One source of weakness in religions is the development of science and philosophy. The rise of Greek and Roman science and philosophy caused difficulties for pagan teachings; the rise of modern science has had a similar effect on some traditional Christian teachings. In both cases the revealed weaknesses were noticed first by the educated. Since the more educated are usually more privileged, we can say that “Religious skepticism is most prevalent among the more privileged” (37).

“But skepticism does not entail a general immunity to the essential supernaturalism of all religions. For example, although sociologists have long believed that people who give their religious affiliation as ‘none’ are primarily secular humanists, considerable recent research shows this not to be the case. Most such people are merely indicating a lack of conviction in a conventional brand of faith, for they are also the group most likely to express interest in belief in unconventional mystical, magical, and religious doctrines. For example, ‘nones’ are the group of Americans most willing to accept astrology, yoga, reincarnation, ghosts, and the like (Bainbridge and Stark 1980, 1981)” (37). Such people are extremely overrepresented in new religious movements.

So privileged are the most likely to be skeptical of, and thus have weak ties to, their conventional religion. And those with weak ties to conventional religion are most likely to embrace a new one.

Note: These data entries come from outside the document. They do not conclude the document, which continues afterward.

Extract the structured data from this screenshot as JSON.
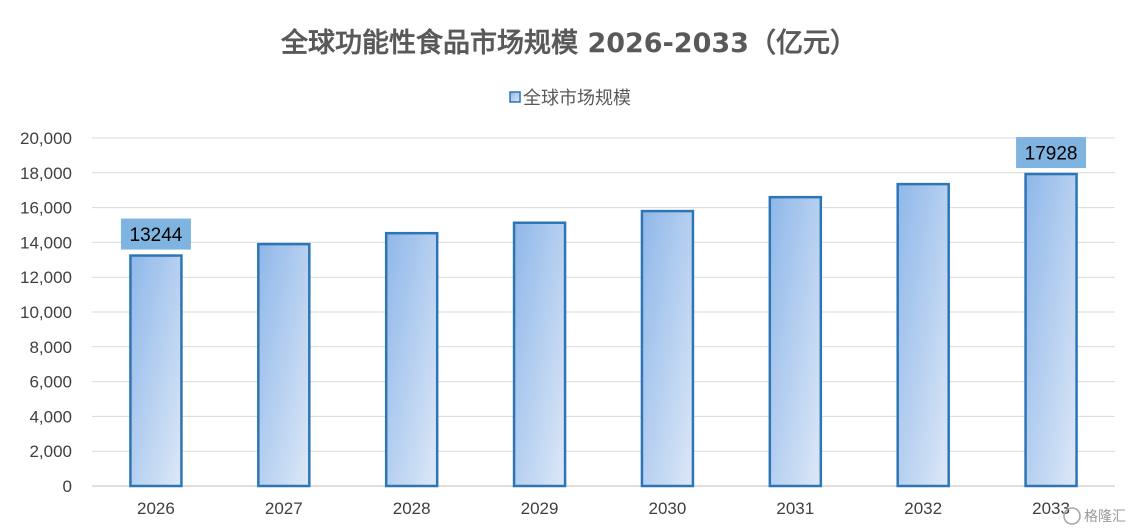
{
  "chart_data": {
    "type": "bar",
    "title": "全球功能性食品市场规模 2026-2033（亿元）",
    "categories": [
      "2026",
      "2027",
      "2028",
      "2029",
      "2030",
      "2031",
      "2032",
      "2033"
    ],
    "series": [
      {
        "name": "全球市场规模",
        "values": [
          13244,
          13900,
          14530,
          15130,
          15800,
          16600,
          17350,
          17928
        ],
        "color": "#2e75b6",
        "fill_light": "#dde8f7",
        "fill_dark": "#8fb7e9"
      }
    ],
    "data_labels": [
      {
        "index": 0,
        "text": "13244"
      },
      {
        "index": 7,
        "text": "17928"
      }
    ],
    "label_bg": "#7fb3e0",
    "ylim": [
      0,
      20000
    ],
    "yticks": [
      0,
      2000,
      4000,
      6000,
      8000,
      10000,
      12000,
      14000,
      16000,
      18000,
      20000
    ],
    "ytick_labels": [
      "0",
      "2,000",
      "4,000",
      "6,000",
      "8,000",
      "10,000",
      "12,000",
      "14,000",
      "16,000",
      "18,000",
      "20,000"
    ],
    "grid": true,
    "legend_position": "top-center"
  },
  "watermark": "格隆汇"
}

Another point: people who are interested in converting to a new religion are those who feel capable of mastering a new culture. Early adopters of cultural innovations are above average in wealth and education. This is true in technology, fashion, and attitude, and should hold true in religion.

Despite all this argument, why would people join a new religion? There have been thousands of new religious movements; most die out.

  • The less privileged become discontented when a religious organization becomes too worldly to continue to offer them potent compensators for scarce rewards. This is the basis of sect movements.
  • But sometimes a traditional faith and its organized expression can become so worldly that it cannot serve the universal need for religious compensators. At this point the privileged become discontented.

Evidence: Cults do appeal to the well-off

Mormonism, the most successful new religion for centuries, is certainly not a proletarian movement. Its recruits were relatively rich. The same is true of Christian Science. Others that follow this pattern are Spiritualism, the Unification Church (Moonies), and Americans joining Hindu faiths such as Ananda and Satchidanana. People who went to college were more likely to express interest in (and participate in) cult movements* such as Transcendental Meditation, Yoga, and Zen, other Eastern religions, and Mysticism. We see a negative correlation between years of education and participation in both faith healing and being “born again” (both of which are sect activities).

So: Sects draw from the underprivileged while cults draw from the more privileged. What about early Christianity?

  • During his ministry, Jesus seems to have been a sect leader within Judaism. But once his followers started believing in his resurrection, it ceased to be a sect and began being a cult movement.
  • Paul brought Christianity to many non-Jews.
  • So, based on what we know about how cults draw from the privileged classes, we can agree with what New Testament historians currently believe: Paul’s missionary efforts had their greatest success among the middle and upper classes.
  • In addition, there is evidence that the earliest converts to Islam were young men of privilege.

* Conventional religions in one region are cult movements in another area. Eastern religions are thus cults in America.